The TrueAllele validation began with the original data from 50,000 CODIS genotypes. System parameters were adapted to the instruments (ABI/310, ABI/3700, Hitachi/FMbio) and panels (ProfilerPlus, Cofiler, PowerPlex 1.2) used to generate the data. Computer processing was then done, with automated scoring of the high quality data, followed by limited human review. The computed expert system results were compared against manually scored results. We report here on the relative accuracy and efficiency of the automated approach.

In casework, DNA mixtures are analyzed to assess candidate suspects. When inferred profiles are matched against a convicted offender database, useful leads are generated. When matched against a known suspect, the mixture data can help convict or exonerate. However, data uncertainty leads to inherently complex and ambiguous analysis. We have developed a new technology, Linear Mixture Analysis (LMA), which uses multilocus quantitative data to automatically eliminate this complexity. LMA objectively resolves mixtures into candidate profiles, and provides highly informative statistical measures.

The LMA validation involves both synthetic mixtures and actual casework profiles derived from diverse panels and instruments.
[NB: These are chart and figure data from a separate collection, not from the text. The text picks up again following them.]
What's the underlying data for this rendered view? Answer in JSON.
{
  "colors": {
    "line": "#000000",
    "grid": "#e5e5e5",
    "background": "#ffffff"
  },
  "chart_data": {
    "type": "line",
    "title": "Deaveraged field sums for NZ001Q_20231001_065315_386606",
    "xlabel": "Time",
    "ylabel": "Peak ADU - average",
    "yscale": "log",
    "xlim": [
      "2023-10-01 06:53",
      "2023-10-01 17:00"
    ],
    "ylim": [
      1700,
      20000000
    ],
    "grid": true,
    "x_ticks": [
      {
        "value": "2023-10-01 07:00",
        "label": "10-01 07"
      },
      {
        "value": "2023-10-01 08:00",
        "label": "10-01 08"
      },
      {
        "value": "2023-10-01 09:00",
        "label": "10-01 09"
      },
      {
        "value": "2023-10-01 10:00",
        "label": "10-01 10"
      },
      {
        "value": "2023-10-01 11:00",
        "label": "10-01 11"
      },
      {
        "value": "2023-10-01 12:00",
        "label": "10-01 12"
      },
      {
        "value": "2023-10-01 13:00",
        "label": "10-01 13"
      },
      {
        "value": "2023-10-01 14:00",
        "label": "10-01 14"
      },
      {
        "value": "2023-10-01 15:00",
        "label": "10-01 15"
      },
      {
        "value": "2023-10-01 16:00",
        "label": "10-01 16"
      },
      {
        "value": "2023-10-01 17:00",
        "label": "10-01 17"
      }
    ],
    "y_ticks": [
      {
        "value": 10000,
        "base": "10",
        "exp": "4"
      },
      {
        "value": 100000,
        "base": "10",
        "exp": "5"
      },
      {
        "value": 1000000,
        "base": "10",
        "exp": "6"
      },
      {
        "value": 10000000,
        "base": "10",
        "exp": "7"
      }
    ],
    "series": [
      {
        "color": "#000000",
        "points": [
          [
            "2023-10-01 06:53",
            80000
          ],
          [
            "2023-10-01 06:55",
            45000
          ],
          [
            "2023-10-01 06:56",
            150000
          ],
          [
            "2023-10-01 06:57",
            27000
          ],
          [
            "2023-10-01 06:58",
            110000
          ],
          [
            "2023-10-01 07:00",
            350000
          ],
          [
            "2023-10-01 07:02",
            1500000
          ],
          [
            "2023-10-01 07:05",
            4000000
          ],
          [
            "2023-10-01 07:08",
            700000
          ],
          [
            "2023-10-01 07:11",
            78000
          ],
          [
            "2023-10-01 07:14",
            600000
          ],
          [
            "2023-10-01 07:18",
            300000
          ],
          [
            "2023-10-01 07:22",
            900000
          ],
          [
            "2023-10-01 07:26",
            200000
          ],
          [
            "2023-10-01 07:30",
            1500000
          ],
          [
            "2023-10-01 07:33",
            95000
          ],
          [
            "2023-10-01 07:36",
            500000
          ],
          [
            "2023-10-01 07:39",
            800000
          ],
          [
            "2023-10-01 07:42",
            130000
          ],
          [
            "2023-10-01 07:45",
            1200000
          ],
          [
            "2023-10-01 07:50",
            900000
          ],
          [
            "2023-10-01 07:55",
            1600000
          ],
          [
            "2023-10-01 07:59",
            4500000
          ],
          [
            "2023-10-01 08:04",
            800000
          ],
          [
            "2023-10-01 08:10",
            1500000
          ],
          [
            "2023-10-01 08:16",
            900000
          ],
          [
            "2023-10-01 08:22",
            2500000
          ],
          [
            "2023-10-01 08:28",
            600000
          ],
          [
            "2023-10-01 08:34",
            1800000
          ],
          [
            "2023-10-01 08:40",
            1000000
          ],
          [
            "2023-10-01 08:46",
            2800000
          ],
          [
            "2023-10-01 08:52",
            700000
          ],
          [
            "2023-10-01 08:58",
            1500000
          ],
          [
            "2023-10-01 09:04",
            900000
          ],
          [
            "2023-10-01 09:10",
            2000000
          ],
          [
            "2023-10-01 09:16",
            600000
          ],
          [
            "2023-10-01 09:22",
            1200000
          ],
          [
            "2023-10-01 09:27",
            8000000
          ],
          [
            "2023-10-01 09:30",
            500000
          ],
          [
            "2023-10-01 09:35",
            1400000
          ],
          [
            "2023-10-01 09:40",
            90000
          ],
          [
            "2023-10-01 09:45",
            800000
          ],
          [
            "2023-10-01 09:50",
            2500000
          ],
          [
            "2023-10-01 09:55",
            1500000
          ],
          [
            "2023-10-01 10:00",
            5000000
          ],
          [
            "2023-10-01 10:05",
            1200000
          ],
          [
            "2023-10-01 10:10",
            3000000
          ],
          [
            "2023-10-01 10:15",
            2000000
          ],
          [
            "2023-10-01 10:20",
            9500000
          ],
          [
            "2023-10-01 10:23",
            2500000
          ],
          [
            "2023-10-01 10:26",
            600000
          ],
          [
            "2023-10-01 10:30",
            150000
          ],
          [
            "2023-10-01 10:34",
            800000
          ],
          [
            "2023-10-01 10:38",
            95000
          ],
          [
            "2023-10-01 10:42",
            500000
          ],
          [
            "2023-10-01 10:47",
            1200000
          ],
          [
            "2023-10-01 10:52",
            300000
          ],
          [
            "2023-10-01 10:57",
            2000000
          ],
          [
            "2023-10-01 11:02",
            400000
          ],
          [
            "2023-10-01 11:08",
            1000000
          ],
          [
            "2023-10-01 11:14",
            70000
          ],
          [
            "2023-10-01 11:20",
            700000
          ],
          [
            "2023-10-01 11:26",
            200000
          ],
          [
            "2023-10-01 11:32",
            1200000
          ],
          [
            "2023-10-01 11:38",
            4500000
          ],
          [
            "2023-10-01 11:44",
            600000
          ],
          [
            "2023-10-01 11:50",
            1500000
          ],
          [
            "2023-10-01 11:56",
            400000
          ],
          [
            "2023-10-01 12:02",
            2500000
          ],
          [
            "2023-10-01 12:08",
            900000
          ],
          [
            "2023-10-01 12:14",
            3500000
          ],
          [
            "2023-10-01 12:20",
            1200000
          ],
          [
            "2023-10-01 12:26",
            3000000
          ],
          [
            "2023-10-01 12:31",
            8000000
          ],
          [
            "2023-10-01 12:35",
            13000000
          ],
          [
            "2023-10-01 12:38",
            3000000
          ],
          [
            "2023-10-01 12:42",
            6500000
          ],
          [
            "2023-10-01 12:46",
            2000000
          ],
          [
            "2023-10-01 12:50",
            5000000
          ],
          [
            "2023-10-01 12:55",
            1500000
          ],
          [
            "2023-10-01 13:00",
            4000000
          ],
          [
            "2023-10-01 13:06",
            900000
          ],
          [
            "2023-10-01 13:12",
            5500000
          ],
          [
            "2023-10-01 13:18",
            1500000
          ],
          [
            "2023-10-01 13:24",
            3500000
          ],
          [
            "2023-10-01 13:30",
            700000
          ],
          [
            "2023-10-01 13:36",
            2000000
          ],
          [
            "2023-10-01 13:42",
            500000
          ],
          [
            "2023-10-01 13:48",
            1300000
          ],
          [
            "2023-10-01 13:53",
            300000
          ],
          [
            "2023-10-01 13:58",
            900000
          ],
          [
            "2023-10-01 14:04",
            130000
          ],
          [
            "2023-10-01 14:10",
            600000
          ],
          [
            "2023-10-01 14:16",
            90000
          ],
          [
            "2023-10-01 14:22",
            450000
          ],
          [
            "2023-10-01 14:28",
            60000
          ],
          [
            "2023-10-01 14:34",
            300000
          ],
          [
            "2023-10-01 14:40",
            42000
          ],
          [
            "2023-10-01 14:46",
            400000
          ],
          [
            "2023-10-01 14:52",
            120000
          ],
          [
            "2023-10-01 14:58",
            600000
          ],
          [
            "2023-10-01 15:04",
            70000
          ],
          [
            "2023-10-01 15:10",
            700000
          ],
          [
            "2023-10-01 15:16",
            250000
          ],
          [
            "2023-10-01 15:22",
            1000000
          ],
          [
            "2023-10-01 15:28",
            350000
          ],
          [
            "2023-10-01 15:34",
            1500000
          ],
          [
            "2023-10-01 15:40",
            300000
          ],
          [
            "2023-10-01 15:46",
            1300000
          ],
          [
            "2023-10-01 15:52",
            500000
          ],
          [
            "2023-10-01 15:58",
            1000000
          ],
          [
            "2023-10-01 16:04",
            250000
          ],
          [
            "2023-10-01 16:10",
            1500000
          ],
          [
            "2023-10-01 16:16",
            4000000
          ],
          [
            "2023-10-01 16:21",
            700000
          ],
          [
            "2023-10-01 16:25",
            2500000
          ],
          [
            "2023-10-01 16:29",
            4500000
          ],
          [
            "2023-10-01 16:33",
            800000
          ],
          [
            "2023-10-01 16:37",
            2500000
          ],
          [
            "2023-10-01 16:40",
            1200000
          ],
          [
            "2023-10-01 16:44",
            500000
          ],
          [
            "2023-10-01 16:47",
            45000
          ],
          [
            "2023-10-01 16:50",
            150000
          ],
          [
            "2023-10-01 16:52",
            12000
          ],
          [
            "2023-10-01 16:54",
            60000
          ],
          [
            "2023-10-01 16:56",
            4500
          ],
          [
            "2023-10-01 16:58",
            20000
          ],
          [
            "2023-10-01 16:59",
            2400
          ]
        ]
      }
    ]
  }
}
After quantitative peak analysis (using TrueAllele) on the original data, we applied LMA to automatically determine contributor profiles. Database search validation can be done by assessing the error rates of matching these profiles against existing DNA databases. Casework validation can be done by examining the LMA statistics relative to known suspect profiles. We report here our initial studies on LMA's accuracy and informativeness.

Our presentation describes novel computer-based methods for assuring data quality, automating DNA database review, and analyzing the mixed DNA profiles found in casework. We present here the objective results of our ongoing validation studies, and demonstrate the feasibility of practical automated analysis. Our primary objective is the rapid introduction of validated intelligent data analysis systems for eliminating tedious human STR analysis. This contribution may help free up valuable DNA examiner time for serving justice through forensic science.